Es kam anders. Ab Herbst 2021 zog die Inflation empfindlich an. Als die Preise für Energie und Nahrungsmittel 2022 infolge des Ukraine-Kriegs in die Höhe schnellten, stießen sie auf ein bereits aufgeheiztes Preisszenario. Die Folge ist der größte Inflationsschub seit Generationen.

Die Notenbanken reagierten – spät, aber entschlossen. Rund um den Globus haben sie in rascher Folge die Zinsen nach oben geschleust, und sie sind längst nicht am Ende. Die Folgen dieses Bremsmanövers werden 2023 noch die Wirtschaft belasten. Teureres Geld bedeutet heftigen Gegenwind für Börsen und Immobilienmärkte. Einige hoch verschuldete Staaten könnten Schwierigkeiten bei der Refinanzierung bekommen, darunter Italien. Dennoch bemühen sich die Notenbanken, ihre Fehler zu korrigieren. Und sie handeln bislang mit einer Kohärenz, die ich am Beginn dieses Jahres kaum für möglich gehalten hätte.

In krassem Gegensatz dazu führt der zunehmend autoritär agierende türkische Präsident Recep Tayyiv Erdogan (68) sein Land in Richtung dreistelliger Inflationsraten.
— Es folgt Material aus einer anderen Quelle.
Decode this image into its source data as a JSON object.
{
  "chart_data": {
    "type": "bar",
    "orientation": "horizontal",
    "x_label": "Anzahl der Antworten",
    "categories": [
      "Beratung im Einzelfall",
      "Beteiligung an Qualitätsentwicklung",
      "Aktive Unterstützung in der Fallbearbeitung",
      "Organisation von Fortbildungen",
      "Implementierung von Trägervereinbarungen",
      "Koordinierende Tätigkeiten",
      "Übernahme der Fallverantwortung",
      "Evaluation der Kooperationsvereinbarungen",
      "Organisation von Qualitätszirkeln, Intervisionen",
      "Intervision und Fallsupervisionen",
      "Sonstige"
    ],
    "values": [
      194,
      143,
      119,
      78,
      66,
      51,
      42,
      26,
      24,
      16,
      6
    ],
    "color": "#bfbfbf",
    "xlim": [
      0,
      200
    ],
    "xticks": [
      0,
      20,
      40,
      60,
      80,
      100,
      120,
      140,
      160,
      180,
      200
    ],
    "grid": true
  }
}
In den vergangenen Jahren hat er mehrere Notenbankchefs sowie einen Chef des Statistikamts verschlissen. Die Bürger leiden. Was fehlt, ist die Fähigkeit zur Selbstkorrektur.

Es ist keineswegs gesagt, dass der Westen 2023 auf ganzer Linie Erfolg haben wird. Aber vor einem Jahr war ich skeptischer. Entscheidend wird sein, dass die EU sich rasch weiterentwickelt, um die gegenwärtige Polykrise (mein Wort des Jahres 2022) bewältigen zu können.

Dass darüber im kommenden Jahr eine breite Debatte ausbricht, das wäre mein politischer Weihnachtswunsch.

Wegen der Feiertage erscheint Müllers Memo diese Woche ohne Terminvorschau.